Older adults are those who are 65 years of age or older. Elder care is any type of assistance provided to an older adult by another person, such as a family member, friend or professional caregiver. The type of elder care needed will vary depending on the health and functional needs of the individual.
There are many types of elder care services available: residential care facilities; home health aides; personal care attendants; hospice programs; nursing homes (also known as long-term care facilities). In addition to these services there may be other options available depending on your location such as adult daycare centers or assisted living facilities which provide some level of support but do not require 24/7 supervision like nursing homes do
Types of Elder Care
There are several types of elder care. In-home care is the most common, and it’s provided by a caregiver who comes to your loved one’s home to help them with their daily activities, such as cooking and cleaning. Nursing home care is another option for seniors who need more intensive assistance with daily tasks like bathing or dressing themselves. Assisted living facilities provide residents with a combination of medical services and personal assistance from staff members 24/7, but they’re not equipped with the same level of medical equipment as nursing homes or hospitals.
Legal Rights of Older Adults
Older adults have legal rights that protect them from being taken advantage of by others. These rights include:
- Healthcare rights, which protect older adults from being denied healthcare services or discriminated against because of their age.
- Financial rights, which allow older adults to make decisions about their own finances without interference from others (including family members).
- Social rights, which give seniors access to community resources like housing and transportation options that support independent living for as long as possible.
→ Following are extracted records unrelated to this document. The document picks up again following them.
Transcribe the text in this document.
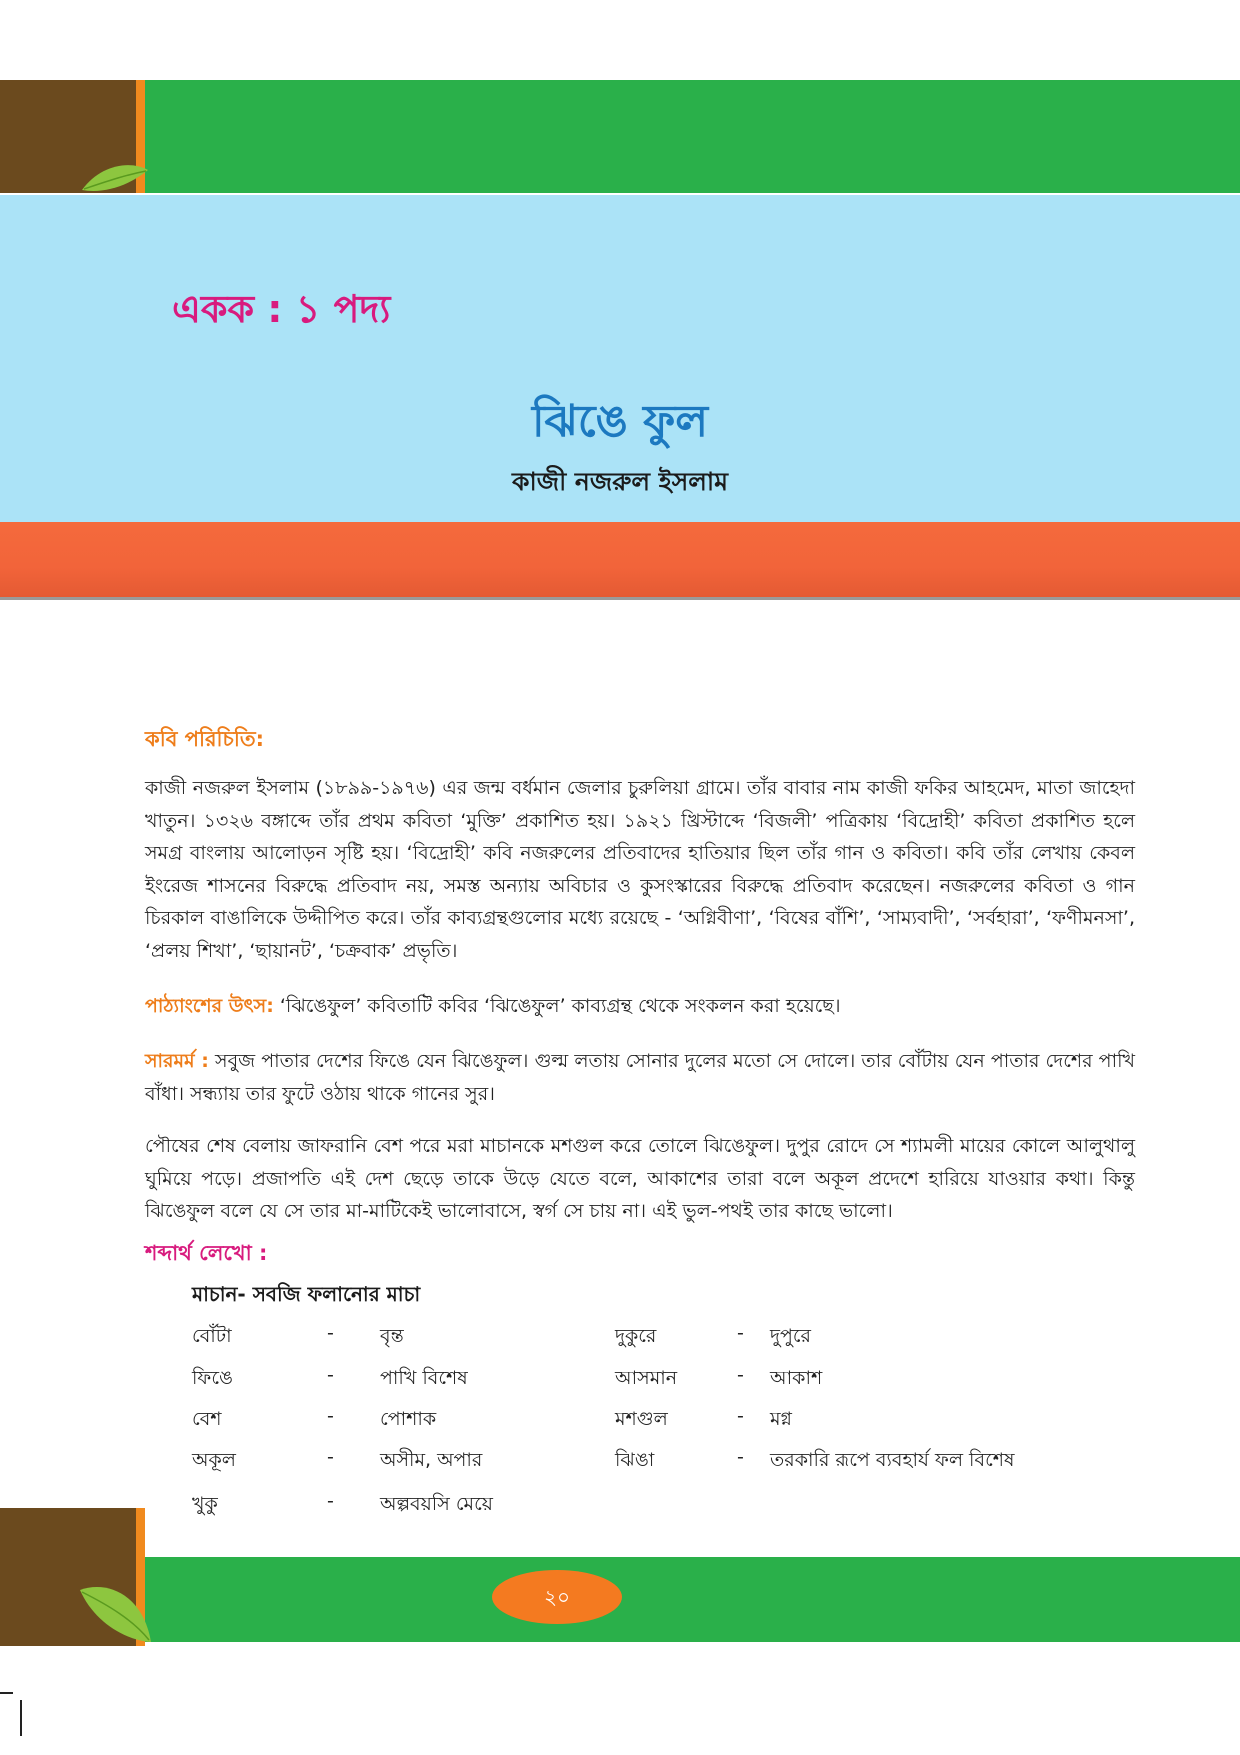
একক : ১ পদ্য
ঝিঙে ফুল
কাজী নজরুল ইসলাম
কবি পরিচিতি:
কাজী নজরুল ইসলাম (১৮৯৯-১৯৭৬) এর জন্ম বর্ধমান জেলার চুরুলিয়া গ্রামে। তাঁর বাবার নাম কাজী ফকির আহমেদ, মাতা জাহেদা খাতুন। ১৩২৬ বঙ্গাব্দে তাঁর প্রথম কবিতা ‘মুক্তি’ প্রকাশিত হয়। ১৯২১ খ্রিস্টাব্দে ‘বিজলী’ পত্রিকায় ‘বিদ্রোহী’ কবিতা প্রকাশিত হলে সমগ্র বাংলায় আলোড়ন সৃষ্টি হয়। ‘বিদ্রোহী’ কবি নজরুলের প্রতিবাদের হাতিয়ার ছিল তাঁর গান ও কবিতা। কবি তাঁর লেখায় কেবল ইংরেজ শাসনের বিরুদ্ধে প্রতিবাদ নয়, সমস্ত অন্যায় অবিচার ও কুসংস্কারের বিরুদ্ধে প্রতিবাদ করেছেন। নজরুলের কবিতা ও গান চিরকাল বাঙালিকে উদ্দীপিত করে। তাঁর কাব্যগ্রন্থগুলোর মধ্যে রয়েছে - ‘অগ্নিবীণা’, ‘বিষের বাঁশি’, ‘সাম্যবাদী’, ‘সর্বহারা’, ‘ফণীমনসা’, ‘প্রলয় শিখা’, ‘ছায়ানট’, ‘চক্রবাক’ প্রভৃতি।
পাঠ্যাংশের উৎস: ‘ঝিঙেফুল’ কবিতাটি কবির ‘ঝিঙেফুল’ কাব্যগ্রন্থ থেকে সংকলন করা হয়েছে।
সারমর্ম : সবুজ পাতার দেশের ফিঙে যেন ঝিঙেফুল। গুল্ম লতায় সোনার দুলের মতো সে দোলে। তার বোঁটায় যেন পাতার দেশের পাখি বাঁধা। সন্ধ্যায় তার ফুটে ওঠায় থাকে গানের সুর।
পৌষের শেষ বেলায় জাফরানি বেশ পরে মরা মাচানকে মশগুল করে তোলে ঝিঙেফুল। দুপুর রোদে সে শ্যামলী মায়ের কোলে আলুথালু ঘুমিয়ে পড়ে। প্রজাপতি এই দেশ ছেড়ে তাকে উড়ে যেতে বলে, আকাশের তারা বলে অকূল প্রদেশে হারিয়ে যাওয়ার কথা। কিন্তু ঝিঙেফুল বলে যে সে তার মা-মাটিকেই ভালোবাসে, স্বর্গ সে চায় না। এই ভুল-পথই তার কাছে ভালো।
শব্দার্থ লেখো :
মাচান- সবজি ফলানোর মাচা
বোঁটা	- বৃন্ত	দুকুরে	- দুপুরে
ফিঙে	- পাখি বিশেষ	আসমান	- আকাশ
বেশ	- পোশাক	মশগুল	- মগ্ন
অকূল	- অসীম, অপার	ঝিঙা	- তরকারি রূপে ব্যবহার্য ফল বিশেষ
খুকু	- অল্পবয়সি মেয়ে
২০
The following are some examples of how these three types of legal protections work together:
- If an older adult has been diagnosed with dementia but still wishes to continue living at home instead of moving into a nursing home, then he or she may need help making medical decisions regarding treatment options available at home versus those available through institutionalized care settings like nursing homes or assisted living facilities. In this case, the healthcare provider would likely consult with family members before making any final decisions about what type if any treatment should be provided; however if those same family members were abusive towards their loved one then they could lose their right over him/her’s finances by way of court order due process procedures set forth under California law code sections 3300-3312 (known colloquially as “Adult Protective Services”).